En entrevue avec le Portail de l’assurance, Alain Desbiens se remémore les timides débuts des FNB il y a dix ans et ce qu’ils sont devenus maintenant : « L’actif est passé d’environ 30 G$ il y a dix ans à 205 G$ aujourd’hui, et celui de BMO de 1 G$ à 65 G$ durant la même période. Qui l’aurait cru à l’époque », dit-il. M. Desbiens croit que les indices ESG pourraient eux aussi en venir à s’imposer. Pour l’heure l’actif géré dans des fonds indiciels ESG se limite à moins de 650 M$, a-t-il ajouté.

« Peut-être que dans dix ans, l’indice ESG sera aussi important que les indices que nous connaissons actuellement. » Les gens sont aujourd’hui plus réceptifs à ces facteurs. Il y a un changement de paradigme, un point de bascule. Les investisseurs sont de moins en moins tolérants pour les entreprises dont le bilan est plutôt faible du côté ESG. Ils veulent agir », soutient Alain Desbiens.

Impact sur le cours des actions

Il tire un exemple de la documentation de BMO sur les fonds ESG. « Il y a 30 ans, le cours de l’action d’Exxon a à peine bougé lorsque l’Exxon Valdez a déversé 11 millions de gallons de pétrole sur la côte de l’Alaska. Aujourd’hui, les médias sociaux permettent la diffusion instantanée à travers le monde des problèmes que traversent les entreprises, et les investisseurs les tiennent responsables de leurs actes. »

À titre d’exemple, BMO fait référence au titre d’Equifax.
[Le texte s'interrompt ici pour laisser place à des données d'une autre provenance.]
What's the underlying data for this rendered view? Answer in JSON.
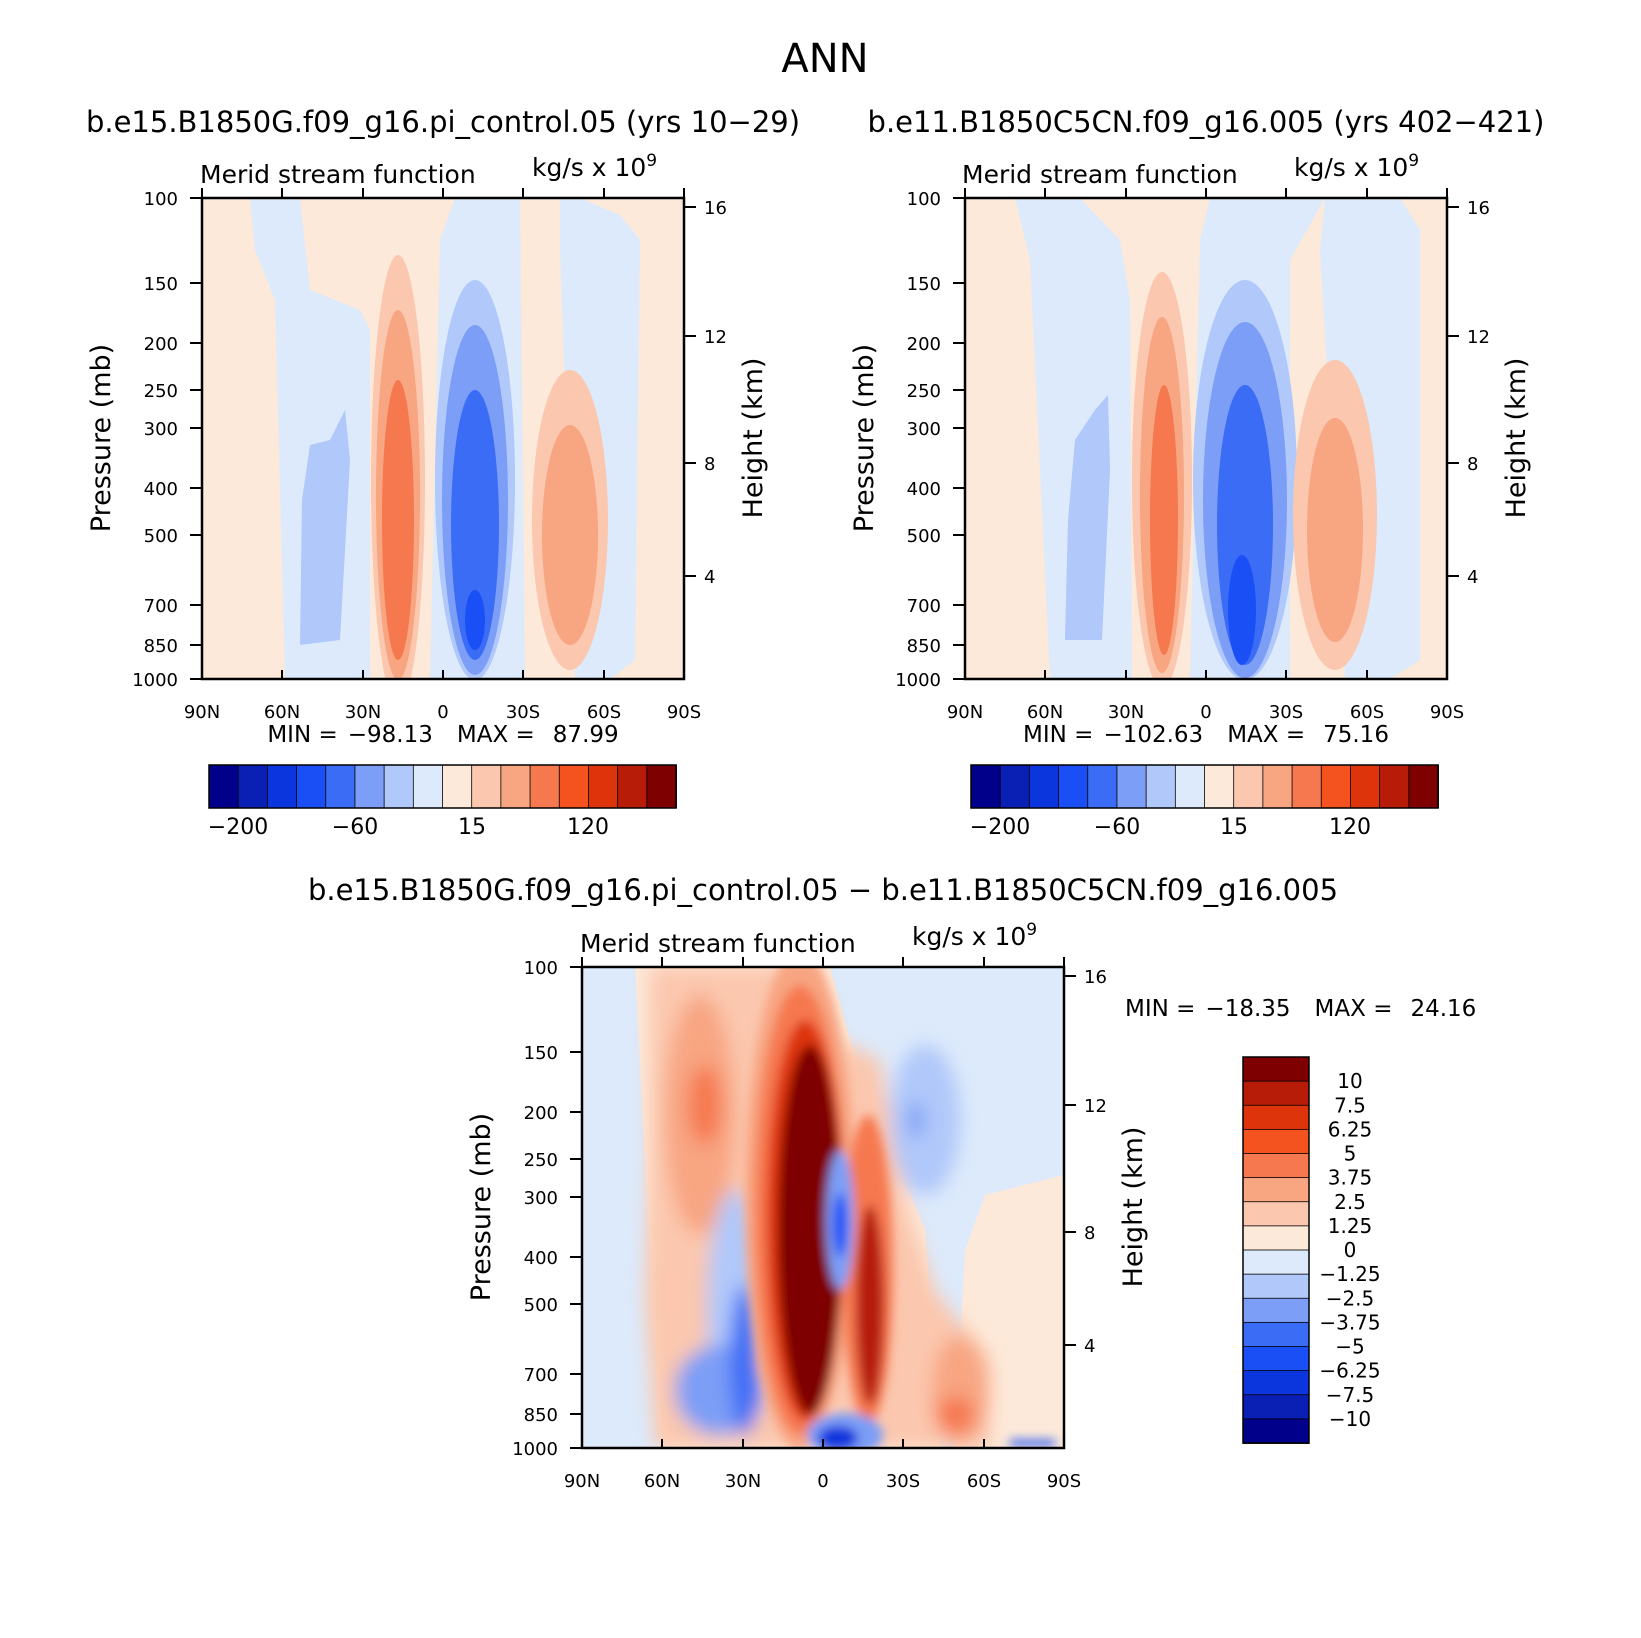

Il a perdu 25 % de sa valeur en septembre 2017, en raison d’une fuite de données qui a exposé les renseignements personnels de 147 millions de personnes.

Répartition ESG

Parmi les nouveaux fonds de BMO, le FNB BMO ESG Équilibré (ZESG) est le premier de répartition d’actifs au Canada, selon la banque. Ce FNB englobe les principaux marchés boursiers et obligataires dans une répartition d’actifs de 60 % en actions et de 40 % en titres à revenu fixe. BMO souligne le faible cout du ZESG, dont les frais de gestion s’établissent à 0,18 %. « C’est sensiblement le même prix que les portefeuilles de répartition à indices traditionnels », a commenté M. Desbiens.

Les FINB BMO MSCI Global ESG Leaders (ESGG), FINB BMO MSCI Canada ESG Leaders (ESGA), FINB BMO MSCI EAFE ESG Leaders (ESGE) et FINB BMO MSCI USA ESG Leaders (ESGY) offrent une exposition aux facteurs ESG en suivant les indices MSCI ESG Leaders. Pour leur part, les FINB BMO ESG obligations de sociétés (ESGB) et FINB BMO ESG obligations de sociétés américaines couvertes en dollars canadiens (ESGF) visent les émetteurs aux cotes MSCI ESG les plus élevées.